Sauvegarde, conservation et… exploitation

La sauvegarde et la conservation d’un fonds littéraire peuvent paraître vaines si ce fonds n’est pas exploité… C’est pourquoi la Fondation a créé un prix attaché à ce centre de recherches et continue à réfléchir sur sa mise en valeur notamment en réalisant des synergies avec des institutions complémentaires au niveau national ou international. C’est seulement à cette condition que nous pourrons assurer la vitalité et la pérennité du Centre André Gide-Jean Schlumberger.

C’est de ces fonds très riches et très précieux évoqués avec vous que sont extraits les documents suivants que je voudrais vous lire pour illustrer les relations entre Maria Van Rysselberghe, dont on a beaucoup parlé lors de ces journées, et Jean Schlumberger que l’on connait moins ici.
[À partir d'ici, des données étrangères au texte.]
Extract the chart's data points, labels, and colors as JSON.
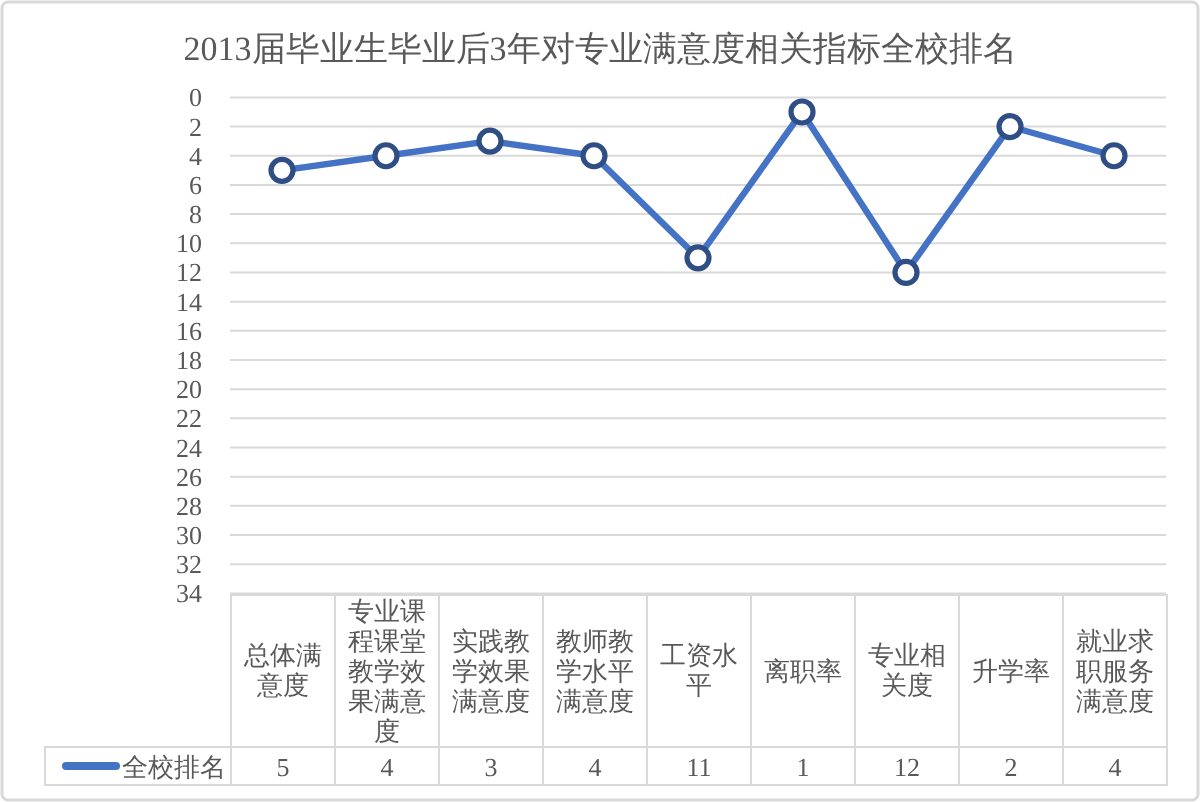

Un grand merci à Olivier Monoyez qui s’est associé à moi dans cette entreprise et qui a été à l’origine de la découverte de nombreuses pépites de nos fonds !
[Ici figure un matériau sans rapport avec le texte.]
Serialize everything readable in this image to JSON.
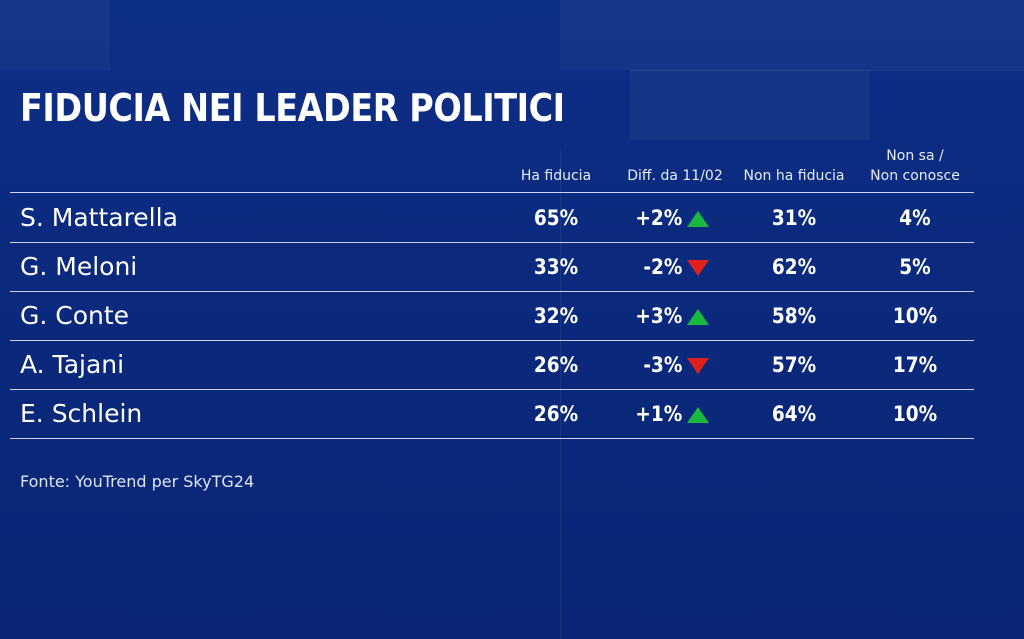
{
  "chart_data": {
    "type": "table",
    "title": "FIDUCIA NEI LEADER POLITICI",
    "columns": {
      "trust": "Ha fiducia",
      "diff": "Diff. da 11/02",
      "no_trust": "Non ha fiducia",
      "unknown_line1": "Non sa /",
      "unknown_line2": "Non conosce"
    },
    "rows": [
      {
        "name": "S. Mattarella",
        "trust": "65%",
        "diff": "+2%",
        "direction": "up",
        "no_trust": "31%",
        "unknown": "4%"
      },
      {
        "name": "G. Meloni",
        "trust": "33%",
        "diff": "-2%",
        "direction": "down",
        "no_trust": "62%",
        "unknown": "5%"
      },
      {
        "name": "G. Conte",
        "trust": "32%",
        "diff": "+3%",
        "direction": "up",
        "no_trust": "58%",
        "unknown": "10%"
      },
      {
        "name": "A. Tajani",
        "trust": "26%",
        "diff": "-3%",
        "direction": "down",
        "no_trust": "57%",
        "unknown": "17%"
      },
      {
        "name": "E. Schlein",
        "trust": "26%",
        "diff": "+1%",
        "direction": "up",
        "no_trust": "64%",
        "unknown": "10%"
      }
    ],
    "values": {
      "trust": [
        65,
        33,
        32,
        26,
        26
      ],
      "diff": [
        2,
        -2,
        3,
        -3,
        1
      ],
      "no_trust": [
        31,
        62,
        58,
        57,
        64
      ],
      "unknown": [
        4,
        5,
        10,
        17,
        10
      ]
    },
    "source": "Fonte: YouTrend per SkyTG24"
  },
  "colors": {
    "up": "#19b83e",
    "down": "#e0211b"
  }
}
Maria Van Rysselberghe et Jean Schlumberger

Lorsque j’ai parcouru le premier panneau de la très belle exposition de Jean-Pierre Prévost, j’ai immédiatement pensé que la description qu’il faisait de Maria aurait aussi bien pu s’appliquer à Jean. Similitude des caractères, similitude des âmes… discrétion et humilité de ces deux écrivains qui seront pourtant tellement importants pour le monde des lettres de cette période…

C’est une véritable amitié littéraire qui liera ces deux personnages hors du commun pendant plus d’un demi-siècle puisqu’elle s’étalera de 1904 à 1959, date du décès de Maria.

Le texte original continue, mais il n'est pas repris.